Given a string containing just the characters '(' and ')', find the length of the longest valid (well-formed) parentheses substring.

For "(()", the longest valid parentheses substring is "()", which has length = 2.

Another example is ")()())", where the longest valid parentheses substring is "()()", which has length = 4.

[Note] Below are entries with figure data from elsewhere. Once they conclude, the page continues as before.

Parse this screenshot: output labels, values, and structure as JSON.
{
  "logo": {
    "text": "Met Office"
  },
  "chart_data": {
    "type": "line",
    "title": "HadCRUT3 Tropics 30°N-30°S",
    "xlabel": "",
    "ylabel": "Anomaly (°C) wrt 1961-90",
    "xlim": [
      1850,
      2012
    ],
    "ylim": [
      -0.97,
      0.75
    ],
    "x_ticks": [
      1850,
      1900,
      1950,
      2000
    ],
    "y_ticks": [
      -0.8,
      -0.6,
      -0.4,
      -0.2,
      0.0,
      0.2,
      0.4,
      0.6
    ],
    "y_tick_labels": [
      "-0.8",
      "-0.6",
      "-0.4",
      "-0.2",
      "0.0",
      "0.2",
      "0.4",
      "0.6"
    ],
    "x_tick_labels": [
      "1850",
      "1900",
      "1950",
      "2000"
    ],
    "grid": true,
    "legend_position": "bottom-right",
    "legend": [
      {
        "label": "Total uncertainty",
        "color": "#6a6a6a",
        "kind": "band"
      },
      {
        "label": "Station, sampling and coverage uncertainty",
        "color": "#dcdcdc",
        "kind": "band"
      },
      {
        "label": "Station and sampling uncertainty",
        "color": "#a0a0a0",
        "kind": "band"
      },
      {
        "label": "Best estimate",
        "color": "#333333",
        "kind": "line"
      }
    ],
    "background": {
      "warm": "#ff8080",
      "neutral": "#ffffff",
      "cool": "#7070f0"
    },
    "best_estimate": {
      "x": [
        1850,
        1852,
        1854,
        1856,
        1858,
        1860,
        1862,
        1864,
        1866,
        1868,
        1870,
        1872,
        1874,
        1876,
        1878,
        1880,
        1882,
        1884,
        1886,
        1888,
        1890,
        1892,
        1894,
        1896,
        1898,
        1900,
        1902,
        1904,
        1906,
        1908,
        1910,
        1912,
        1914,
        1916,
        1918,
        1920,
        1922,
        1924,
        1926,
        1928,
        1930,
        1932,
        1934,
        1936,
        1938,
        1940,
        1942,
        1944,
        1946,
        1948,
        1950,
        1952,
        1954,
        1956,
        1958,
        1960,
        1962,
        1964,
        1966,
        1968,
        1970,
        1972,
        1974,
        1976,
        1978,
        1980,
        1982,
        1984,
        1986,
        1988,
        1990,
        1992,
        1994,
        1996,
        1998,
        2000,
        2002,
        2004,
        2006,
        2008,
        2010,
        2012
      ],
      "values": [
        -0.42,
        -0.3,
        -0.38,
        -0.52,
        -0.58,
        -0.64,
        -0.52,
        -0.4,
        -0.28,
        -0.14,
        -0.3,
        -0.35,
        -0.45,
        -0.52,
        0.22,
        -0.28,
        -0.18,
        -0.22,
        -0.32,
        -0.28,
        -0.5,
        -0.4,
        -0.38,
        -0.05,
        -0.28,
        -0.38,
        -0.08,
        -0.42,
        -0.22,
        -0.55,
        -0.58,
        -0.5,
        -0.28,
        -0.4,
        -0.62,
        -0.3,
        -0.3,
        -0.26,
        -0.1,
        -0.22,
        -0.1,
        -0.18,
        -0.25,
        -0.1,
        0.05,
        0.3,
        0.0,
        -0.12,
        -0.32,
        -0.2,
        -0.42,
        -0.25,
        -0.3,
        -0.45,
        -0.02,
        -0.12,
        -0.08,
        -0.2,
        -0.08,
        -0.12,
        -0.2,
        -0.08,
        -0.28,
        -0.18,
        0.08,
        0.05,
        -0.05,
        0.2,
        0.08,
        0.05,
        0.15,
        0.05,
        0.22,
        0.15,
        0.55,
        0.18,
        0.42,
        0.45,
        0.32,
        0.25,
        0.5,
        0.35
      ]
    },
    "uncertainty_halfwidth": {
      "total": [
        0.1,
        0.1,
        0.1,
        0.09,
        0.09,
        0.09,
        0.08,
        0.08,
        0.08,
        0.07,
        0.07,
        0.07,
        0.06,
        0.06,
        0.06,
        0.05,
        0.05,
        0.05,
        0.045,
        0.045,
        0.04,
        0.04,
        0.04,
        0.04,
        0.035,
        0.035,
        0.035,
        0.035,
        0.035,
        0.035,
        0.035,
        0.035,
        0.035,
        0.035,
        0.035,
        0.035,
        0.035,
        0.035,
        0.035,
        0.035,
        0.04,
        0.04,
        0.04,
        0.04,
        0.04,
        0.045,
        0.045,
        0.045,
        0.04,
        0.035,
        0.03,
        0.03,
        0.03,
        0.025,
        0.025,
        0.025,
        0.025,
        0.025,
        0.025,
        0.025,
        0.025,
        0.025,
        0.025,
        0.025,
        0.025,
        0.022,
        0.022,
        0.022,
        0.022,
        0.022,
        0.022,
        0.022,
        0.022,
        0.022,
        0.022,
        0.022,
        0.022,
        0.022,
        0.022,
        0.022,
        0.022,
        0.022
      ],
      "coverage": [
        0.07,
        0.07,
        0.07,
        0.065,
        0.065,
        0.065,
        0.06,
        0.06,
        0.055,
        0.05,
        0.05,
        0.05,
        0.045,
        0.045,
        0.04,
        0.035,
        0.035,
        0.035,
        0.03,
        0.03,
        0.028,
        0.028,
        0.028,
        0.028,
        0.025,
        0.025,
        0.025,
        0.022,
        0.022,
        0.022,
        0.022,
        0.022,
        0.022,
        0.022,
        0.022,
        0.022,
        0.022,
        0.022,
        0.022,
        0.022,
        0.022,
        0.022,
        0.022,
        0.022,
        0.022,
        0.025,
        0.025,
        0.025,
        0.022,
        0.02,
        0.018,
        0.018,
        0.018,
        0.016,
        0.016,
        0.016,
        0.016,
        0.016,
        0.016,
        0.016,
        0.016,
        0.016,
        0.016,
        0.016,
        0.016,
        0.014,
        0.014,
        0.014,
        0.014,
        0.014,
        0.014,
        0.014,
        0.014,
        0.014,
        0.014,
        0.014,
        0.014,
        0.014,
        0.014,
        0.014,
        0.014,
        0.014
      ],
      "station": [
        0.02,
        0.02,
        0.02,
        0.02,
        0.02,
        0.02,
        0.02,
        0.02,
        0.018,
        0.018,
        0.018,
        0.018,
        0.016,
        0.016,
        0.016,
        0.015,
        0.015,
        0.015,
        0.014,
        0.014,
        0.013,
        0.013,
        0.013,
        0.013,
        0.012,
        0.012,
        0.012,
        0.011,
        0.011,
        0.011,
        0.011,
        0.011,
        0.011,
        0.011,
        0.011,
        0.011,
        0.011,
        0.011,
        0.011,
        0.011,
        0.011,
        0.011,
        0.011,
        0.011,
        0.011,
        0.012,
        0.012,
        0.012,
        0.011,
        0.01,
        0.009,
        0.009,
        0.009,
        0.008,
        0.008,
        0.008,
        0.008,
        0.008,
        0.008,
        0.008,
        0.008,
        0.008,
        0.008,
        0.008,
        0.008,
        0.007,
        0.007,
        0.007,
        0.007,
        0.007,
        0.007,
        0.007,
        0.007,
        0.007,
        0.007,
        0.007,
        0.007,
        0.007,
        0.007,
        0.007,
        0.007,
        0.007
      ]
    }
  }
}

int longestValidParentheses(string s) {
	if (s.empty())
		return 0;
	int max =0;
	vector<int>Maxlength(s.size(),0);
	for (int i = Maxlength.size()-2;i>=0;--i)
	{
		if (s[i]=='(')
		{
			int j = i+1+Maxlength[i+1];
			if (j<s.size()&&s[j]==')')
			{
				Maxlength[i] = Maxlength[i+1]+2;
				if (j+1<s.size())
					Maxlength[i]+=Maxlength[j+1];
			}
		}
		max =max<=Maxlength[i]?Maxlength[i]:max;
	}
	return max;
}

int longestValidParentheses(string s) {
	if (s.empty())
		return 0;
	stack<int>CharStack;
	CharStack.push(-1);
	int length =0;
	int longestlength =0;
	for (int i = 0;i!=s.size();++i)
	{
		if (s[i]=='(')
			CharStack.push(i);
		else if (s[i]==')')
		{
			if (CharStack.size()>1)
			{
				CharStack.pop();
				length=i-CharStack.top();
				longestlength =max(longestlength,length);
				
			}
			else{
				CharStack.pop();
				CharStack.push(i);
			}
		}
	}
	return longestlength;
}